Sifatkan dunia kepada kami".Beliau berkata:"Apa yang akan aku sifatkan dari negeri yang awalnya kelelahan dan akhirnya fana (kehancuran),halalnya adalah hisab dan haramnya adalah adzab,orang yang merasa cukup dengannya akan terfitnah, dan orang yang mengejarnya akan sedih".(Jami' bayanil 'Ilmi wa Fadllihi 1/176).

Rasa takut kepada Allah Ta-ala, sudah cukup dikatakan sebagai ilmu.

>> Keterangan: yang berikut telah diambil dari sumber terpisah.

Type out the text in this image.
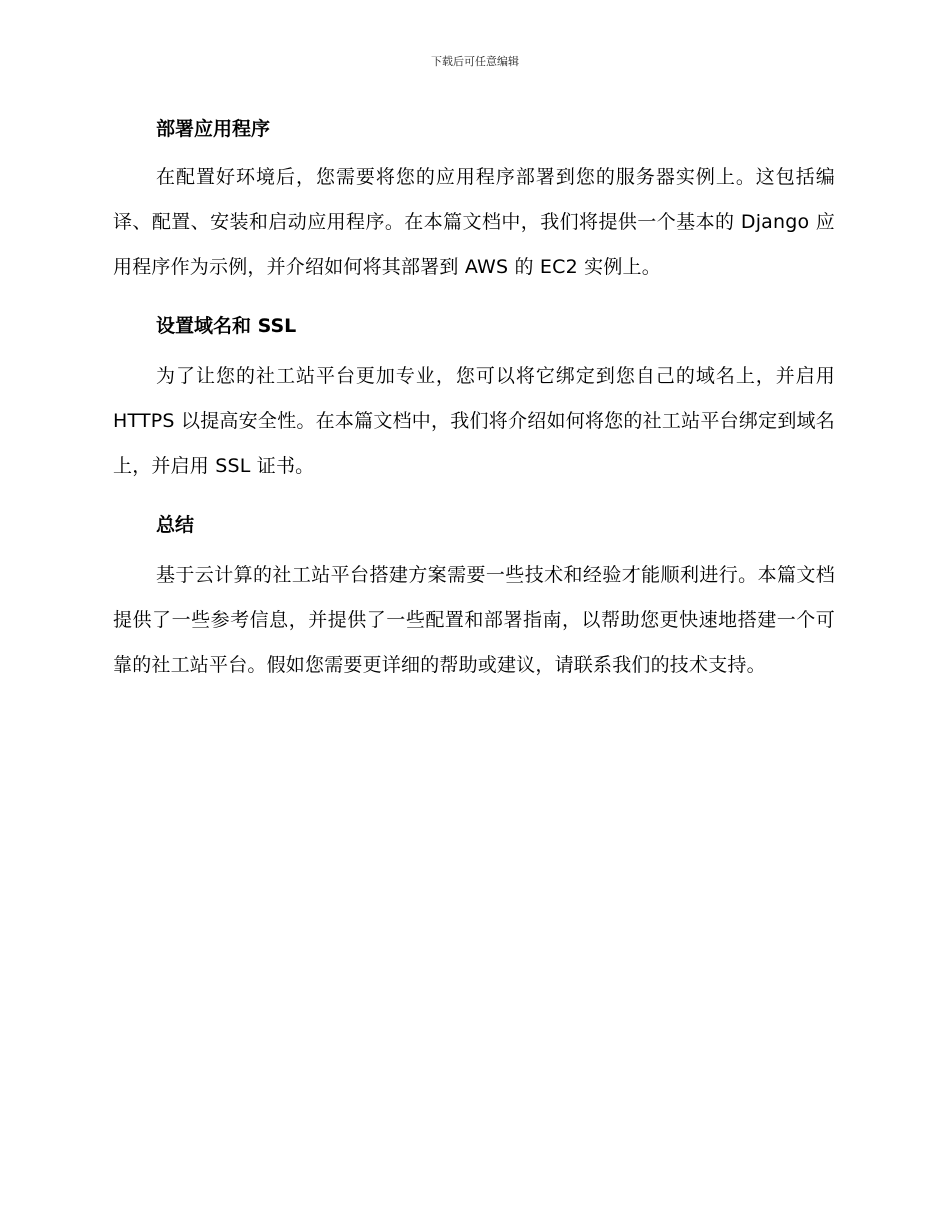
下载后可任意编辑
部署应用程序

在配置好环境后，您需要将您的应用程序部署到您的服务器实例上。这包括编译、配置、安装和启动应用程序。在本篇文档中，我们将提供一个基本的 Django 应用程序作为示例，并介绍如何将其部署到 AWS 的 EC2 实例上。

设置域名和 SSL

为了让您的社工站平台更加专业，您可以将它绑定到您自己的域名上，并启用 HTTPS 以提高安全性。在本篇文档中，我们将介绍如何将您的社工站平台绑定到域名上，并启用 SSL 证书。

总结

基于云计算的社工站平台搭建方案需要一些技术和经验才能顺利进行。本篇文档提供了一些参考信息，并提供了一些配置和部署指南，以帮助您更快速地搭建一个可靠的社工站平台。假如您需要更详细的帮助或建议，请联系我们的技术支持。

Anggapan bahwa Allah tidak mengetahui perbuatan seseorang, sudah cukup dikatakan sebagai kebodohan (Mushannaf Ibni Abi Syaibah, no. 34532)

"Sesungguhnya kamu melihat orang kafir itu paling sehat badannya dan paling sakit hatinya, dan kamu menemui orang mukmin yang paling sehat hatinya walaupun badannya paling sakit.Demi Allah, jika hati kamu sakit dan badan kamu sehat, maka kamu lebih rendah di sisi Allah dari binatang ju'lan (binatang kecil yang suka berada di kotoran)".(Sifatus shofwah 1/128)

Orang yang berilmu dimisalkan dengan bulan dan ahli ibadah dimisalkan dengan bintang karena kesempurnaan ibadah dan cahayanya tidaklah muncul dari ahli ibadah.Sedangkan cahaya orang yang berilmu berpengaruh pada yang lainnya" (Tuhfatul Ahwadzi, 7/376)

"Barangsiapa beribadah pada Allah tanpa ilmu, maka kerusakan yang ditimbulkan lebih besar daripada perbaikan yang dilakukan."(Al Amru bil Maruf, Ibnu Taimiyah, 15)

“Hendaklah kamu berpegang kepada atsar Salafush Shalih meskipun orang-orang menolaknya dan jauhkanlah diri kamu dari pendapat orang meskipun ia hiasi pendapatnya dengan perkataannya yang indah.”[Imam al-Aajury dalam as-Syariah I/445 no. 127, dishahihkan oleh al-Albany dalam Mukhtashar al-Uluw lil Imam adz-Dzahaby hal. 138, Siyar Alaam an-Nubalaa VII/120.]